Easily account for every hour with the visual timeline. Seeing your time visually helps you to identify mistakes and fix them by just dragging the start or end time. Add time to the timeline by simply clicking on it.
Smart reminders


Hours on iOS and Apple Watch uses your work day and other factors to nag you at just the right times so that you don’t forget to start and stop your timers. This nagging eventually trains you to track your time habitually.
Manage the flow of clients, project, and tasks
One of the biggest pains of team time tracking is that admins want to be the ones to set up new projects and tasks to make sure everything is orderly, but if they don’t set up a new project right away, team members temporarily have no way to track their time.
Hours makes everyone happy by allowing any team member to create a project and immediately log time to it and allowing the admin to approve the project later or merge it into the correct project set up by the admin. Problem solved.
Snappy, visual reporting
Creating a great reporting interface requires making some assumptions. For example, instead of assuming you are trying to generate a completely unique report every time, we assume you generally like to see the same stuff for the same period (whether that is 15 days, a month, or something completely unique) and default to that report automatically, giving you tabs to quickly select different date ranges for that report. You can filter and adjust from there however you please and see your changes instantly reflected in the report.
We also believe that visualizing data can yield big insights — insights that are difficult to glean from a table of numbers — so we include ample visuals in our reports to let you see instantly where all of your time went (versus trying to analyze the raw numbers).


The mini-timelines for each day an employee works let you see, for example, if your employees are getting to a state of flow or if their attention is being split between 10 different tasks in a day.
Share reports


You can export your reports to a CSV file for import into a spreadsheet or another system but you can also share your visual reports, in all their glory, via a web link, just like sharing a link to your files in Dropbox.
Fun to use


We believe business software doesn’t have to be boring. In fact, if your employees enjoy using an app, they are much more likely to stay engaged and track their time accurately, which is good for business! Slack proved that business users are human too — we all prefer enjoyable interfaces that have a personality over boring, dry ones. From the on-boarding copy to subtle animations throughout the app, we are always looking for opportunities to make you grin. We are pretty stoked that some of the user reviews for our app use words like “fun” and “addicting” to describe Hours.
Other features
- One account, multiple teams: The number of people working for multiple companies at once is increasing astronomically, but time tracking solutions haven’t evolved accordingly.

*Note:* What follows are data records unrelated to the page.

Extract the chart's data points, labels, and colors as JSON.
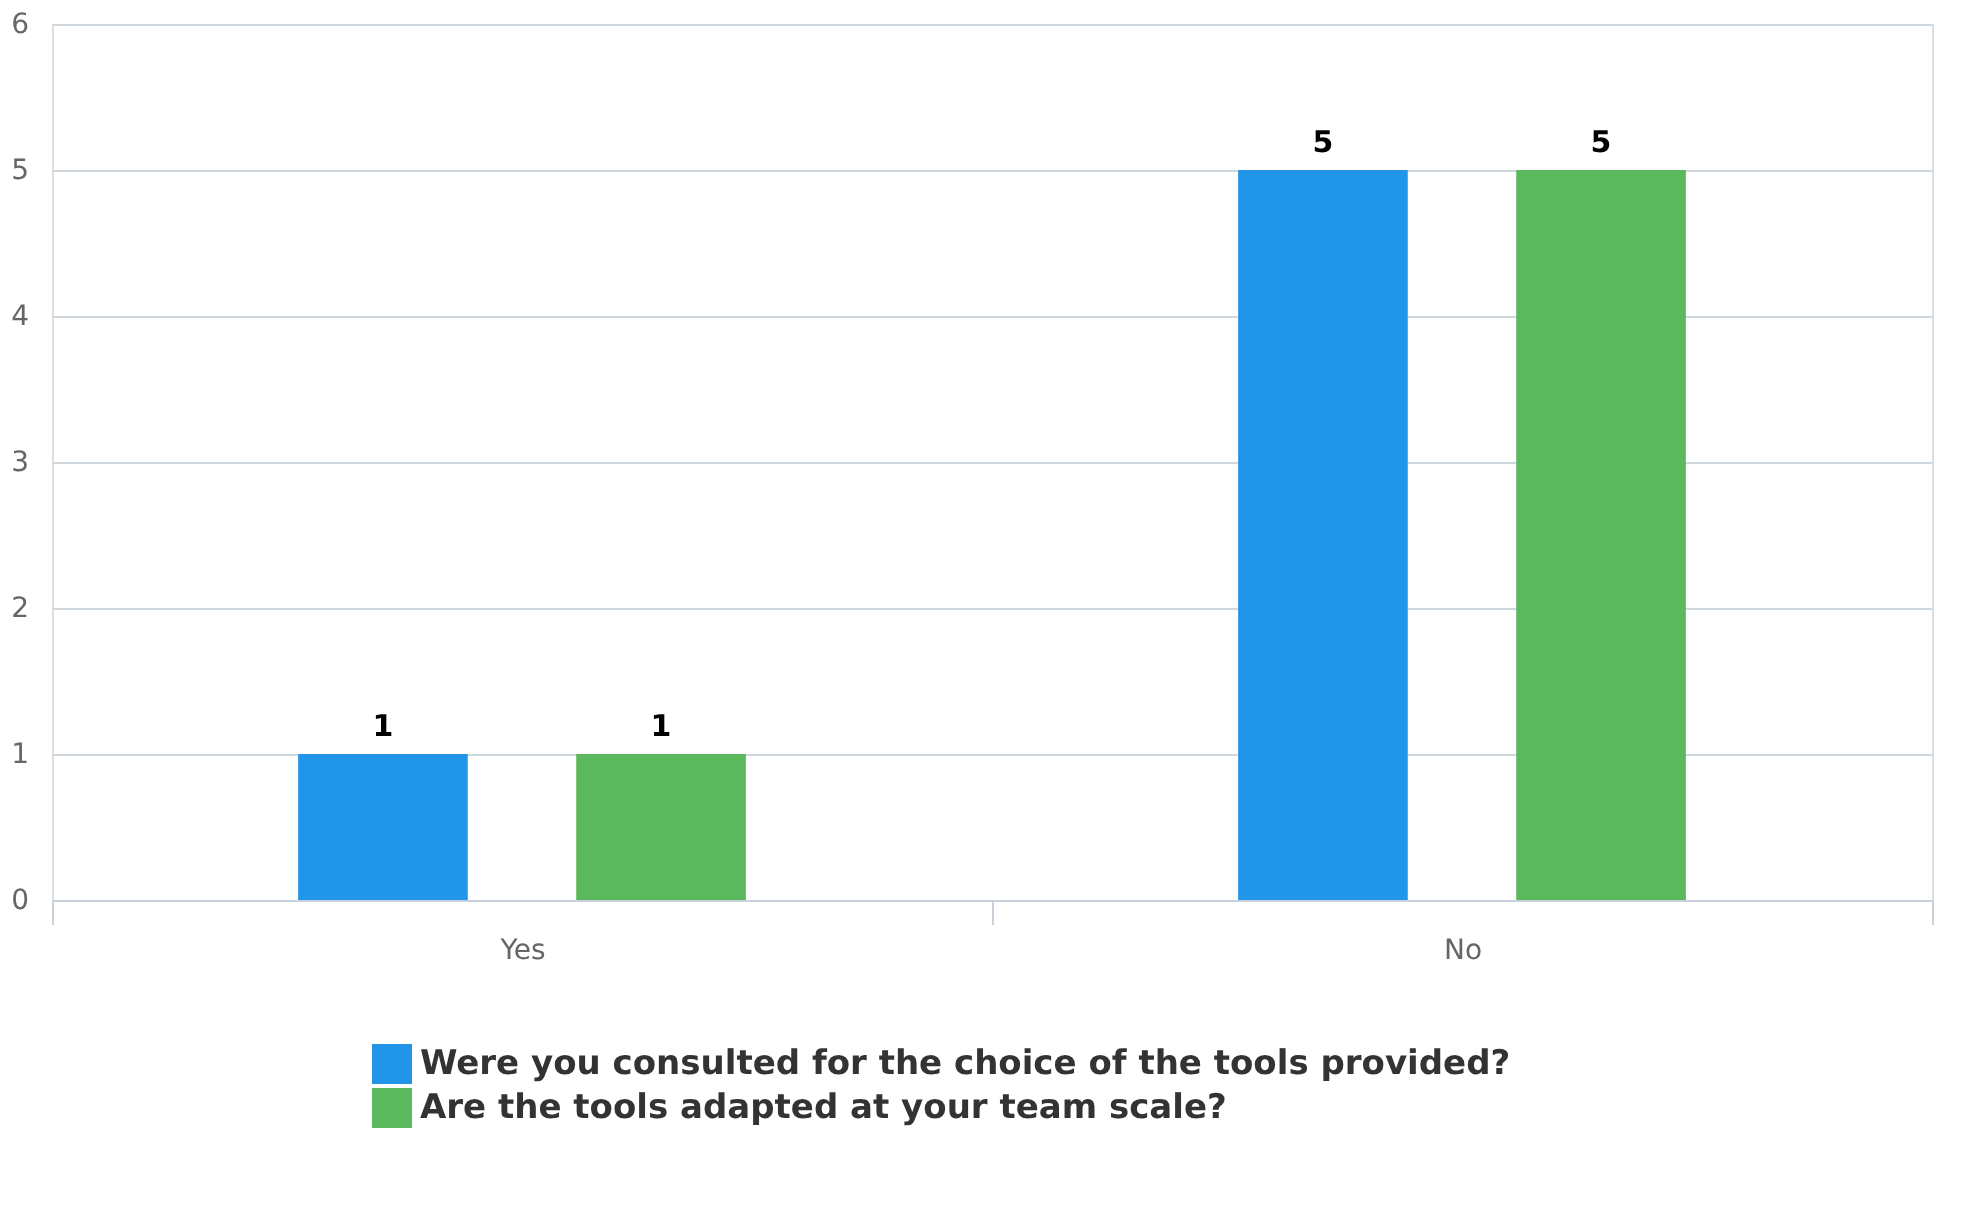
{
  "chart_data": {
    "type": "bar",
    "categories": [
      "Yes",
      "No"
    ],
    "series": [
      {
        "name": "Were you consulted for the choice of the tools provided?",
        "color": "#2196e8",
        "values": [
          1,
          5
        ]
      },
      {
        "name": "Are the tools adapted at your team scale?",
        "color": "#5cb85c",
        "values": [
          1,
          5
        ]
      }
    ],
    "ylim": [
      0,
      6
    ],
    "yticks": [
      0,
      1,
      2,
      3,
      4,
      5,
      6
    ],
    "grid": "y",
    "legend": "bottom",
    "data_labels": true
  }
}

We realized that this trend is so huge that we designed the new Hours platform to allow users to track time for multiple teams in a unified interface.

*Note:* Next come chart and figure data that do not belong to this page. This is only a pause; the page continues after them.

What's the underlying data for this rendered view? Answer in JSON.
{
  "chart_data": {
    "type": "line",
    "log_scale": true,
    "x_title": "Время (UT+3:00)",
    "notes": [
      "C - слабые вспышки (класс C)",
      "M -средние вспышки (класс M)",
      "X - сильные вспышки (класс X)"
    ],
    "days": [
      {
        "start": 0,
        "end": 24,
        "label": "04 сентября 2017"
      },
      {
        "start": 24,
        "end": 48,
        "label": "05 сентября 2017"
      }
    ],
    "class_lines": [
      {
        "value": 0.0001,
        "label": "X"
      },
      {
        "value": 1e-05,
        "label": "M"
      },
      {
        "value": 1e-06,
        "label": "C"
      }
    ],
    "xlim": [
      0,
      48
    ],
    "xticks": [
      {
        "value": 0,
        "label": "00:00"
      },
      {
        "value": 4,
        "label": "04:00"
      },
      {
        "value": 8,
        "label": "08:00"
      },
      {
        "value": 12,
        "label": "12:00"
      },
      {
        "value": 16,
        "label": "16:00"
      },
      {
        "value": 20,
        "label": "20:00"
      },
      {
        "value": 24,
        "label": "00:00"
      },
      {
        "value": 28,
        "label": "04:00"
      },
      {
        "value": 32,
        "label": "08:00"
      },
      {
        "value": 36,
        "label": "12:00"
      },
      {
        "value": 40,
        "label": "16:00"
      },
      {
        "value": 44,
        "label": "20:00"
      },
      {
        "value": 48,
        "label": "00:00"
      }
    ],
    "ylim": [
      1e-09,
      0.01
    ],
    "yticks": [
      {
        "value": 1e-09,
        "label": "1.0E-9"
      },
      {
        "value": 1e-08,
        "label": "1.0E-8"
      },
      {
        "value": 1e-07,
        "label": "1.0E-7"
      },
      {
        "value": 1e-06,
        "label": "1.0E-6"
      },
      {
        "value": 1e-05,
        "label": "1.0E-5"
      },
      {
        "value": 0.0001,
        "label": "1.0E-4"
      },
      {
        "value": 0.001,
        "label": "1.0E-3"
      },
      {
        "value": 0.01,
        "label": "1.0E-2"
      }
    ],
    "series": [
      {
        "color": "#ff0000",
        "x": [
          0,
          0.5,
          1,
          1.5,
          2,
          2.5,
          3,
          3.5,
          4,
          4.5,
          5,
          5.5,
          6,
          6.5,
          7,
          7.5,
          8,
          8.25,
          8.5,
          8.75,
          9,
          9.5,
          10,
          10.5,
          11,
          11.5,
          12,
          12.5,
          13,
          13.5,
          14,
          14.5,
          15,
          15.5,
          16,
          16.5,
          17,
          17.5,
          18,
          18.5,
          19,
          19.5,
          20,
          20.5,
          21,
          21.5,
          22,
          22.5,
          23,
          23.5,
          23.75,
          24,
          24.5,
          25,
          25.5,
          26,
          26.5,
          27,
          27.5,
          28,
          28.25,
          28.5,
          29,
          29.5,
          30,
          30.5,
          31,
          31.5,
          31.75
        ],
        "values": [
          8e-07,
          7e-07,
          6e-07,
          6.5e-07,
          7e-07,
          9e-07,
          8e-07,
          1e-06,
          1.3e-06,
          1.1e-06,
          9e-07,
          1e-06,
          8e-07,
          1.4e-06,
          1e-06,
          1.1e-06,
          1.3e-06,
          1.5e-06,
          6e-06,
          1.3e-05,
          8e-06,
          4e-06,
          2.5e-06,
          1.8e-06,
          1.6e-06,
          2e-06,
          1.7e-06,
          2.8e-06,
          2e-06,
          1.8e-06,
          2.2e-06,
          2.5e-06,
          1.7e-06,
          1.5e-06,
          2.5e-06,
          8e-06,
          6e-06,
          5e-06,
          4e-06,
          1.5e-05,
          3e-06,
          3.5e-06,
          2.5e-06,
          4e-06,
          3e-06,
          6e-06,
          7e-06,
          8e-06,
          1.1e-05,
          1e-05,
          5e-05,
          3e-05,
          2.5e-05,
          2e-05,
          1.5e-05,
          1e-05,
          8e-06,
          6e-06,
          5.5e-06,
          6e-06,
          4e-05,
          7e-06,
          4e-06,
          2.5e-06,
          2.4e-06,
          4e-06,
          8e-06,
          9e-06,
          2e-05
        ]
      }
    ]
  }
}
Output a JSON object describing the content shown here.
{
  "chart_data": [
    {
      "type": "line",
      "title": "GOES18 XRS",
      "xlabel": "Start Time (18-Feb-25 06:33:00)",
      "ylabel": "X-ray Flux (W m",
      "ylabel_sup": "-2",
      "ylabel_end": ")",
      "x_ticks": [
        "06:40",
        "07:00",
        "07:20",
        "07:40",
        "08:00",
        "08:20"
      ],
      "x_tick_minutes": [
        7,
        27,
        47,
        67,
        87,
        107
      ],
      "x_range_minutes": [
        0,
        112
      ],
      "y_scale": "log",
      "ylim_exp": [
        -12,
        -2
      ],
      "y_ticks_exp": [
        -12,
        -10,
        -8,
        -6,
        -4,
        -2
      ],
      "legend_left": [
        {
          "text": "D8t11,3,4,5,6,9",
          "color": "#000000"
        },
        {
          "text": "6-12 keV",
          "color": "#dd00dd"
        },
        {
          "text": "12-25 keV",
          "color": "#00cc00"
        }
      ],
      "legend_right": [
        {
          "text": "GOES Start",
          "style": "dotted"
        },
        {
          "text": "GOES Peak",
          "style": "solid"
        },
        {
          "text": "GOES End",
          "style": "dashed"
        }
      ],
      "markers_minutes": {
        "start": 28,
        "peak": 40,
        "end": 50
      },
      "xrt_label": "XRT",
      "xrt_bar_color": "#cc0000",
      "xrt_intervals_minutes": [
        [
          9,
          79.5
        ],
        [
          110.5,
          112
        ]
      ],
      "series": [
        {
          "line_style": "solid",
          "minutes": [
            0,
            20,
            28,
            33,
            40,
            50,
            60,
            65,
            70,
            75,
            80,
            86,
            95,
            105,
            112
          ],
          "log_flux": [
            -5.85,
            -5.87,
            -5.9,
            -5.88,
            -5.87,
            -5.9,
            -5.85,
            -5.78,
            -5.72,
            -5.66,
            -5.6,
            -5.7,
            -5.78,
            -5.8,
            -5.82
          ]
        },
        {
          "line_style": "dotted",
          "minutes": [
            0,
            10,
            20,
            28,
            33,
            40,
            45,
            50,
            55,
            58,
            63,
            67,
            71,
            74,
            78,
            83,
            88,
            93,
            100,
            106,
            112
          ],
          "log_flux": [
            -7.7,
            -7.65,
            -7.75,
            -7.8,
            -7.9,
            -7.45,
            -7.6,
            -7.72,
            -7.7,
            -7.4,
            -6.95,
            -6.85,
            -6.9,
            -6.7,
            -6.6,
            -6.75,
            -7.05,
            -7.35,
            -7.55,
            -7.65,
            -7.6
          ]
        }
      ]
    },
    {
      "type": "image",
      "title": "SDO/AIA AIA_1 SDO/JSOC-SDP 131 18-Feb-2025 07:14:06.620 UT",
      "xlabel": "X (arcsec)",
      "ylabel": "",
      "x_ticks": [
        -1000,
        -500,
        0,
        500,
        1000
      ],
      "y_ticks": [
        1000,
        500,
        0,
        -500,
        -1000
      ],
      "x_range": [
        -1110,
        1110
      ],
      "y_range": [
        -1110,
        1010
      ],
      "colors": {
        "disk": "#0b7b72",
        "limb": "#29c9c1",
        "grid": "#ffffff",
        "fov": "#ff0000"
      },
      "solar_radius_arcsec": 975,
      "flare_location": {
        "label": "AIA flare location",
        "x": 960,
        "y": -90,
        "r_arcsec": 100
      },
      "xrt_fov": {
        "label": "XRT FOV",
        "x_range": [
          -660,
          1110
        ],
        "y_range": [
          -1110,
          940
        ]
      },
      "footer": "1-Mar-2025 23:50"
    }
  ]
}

- Rounding: Hours supports rounding time to keep your data simple and organized — this is great for lawyers and others who always round their time to the nearest 6 minutes, 15 minutes, or what have you.
- Snapping: Even if you don’t use rounding, it is nice to deal with time in neat chunks. If you set snapping to 15 minutes, for example, when you drag time on the timeline, it will always snap to the nearest 15 minutes so that your time can be tidy and easy to deal with.

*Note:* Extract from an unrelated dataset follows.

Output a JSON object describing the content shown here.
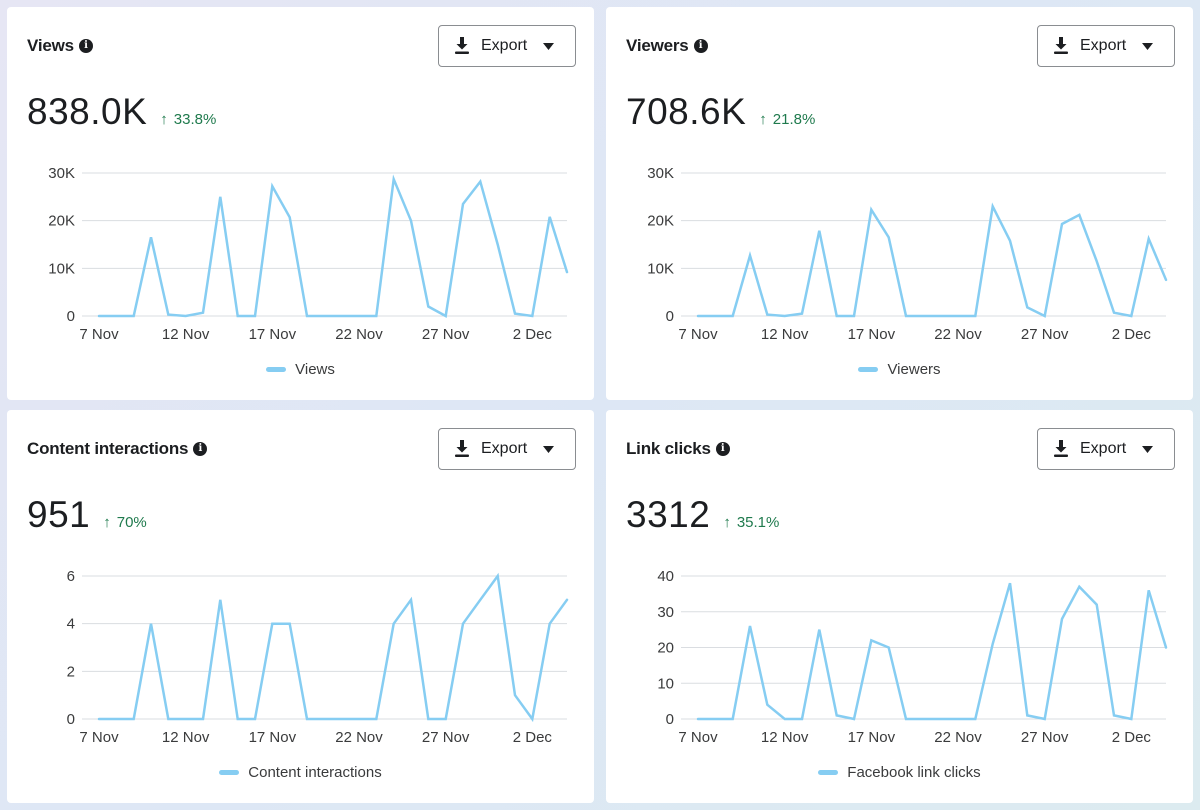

- Color coding: Because your time is color coded, you can quickly identify the timer you want to start and easily glean insights through visualizations of your time.
- Time flexibility: use 12-hour or 24-hour time, hours and minutes or decimals, or change the start of the week from Sunday to Monday or something.
- Live sync: When you start or stop your timer on any device, the timer starts or stops on every device where you are running Hours.
We think Hours is going to change the way you and your business think about time.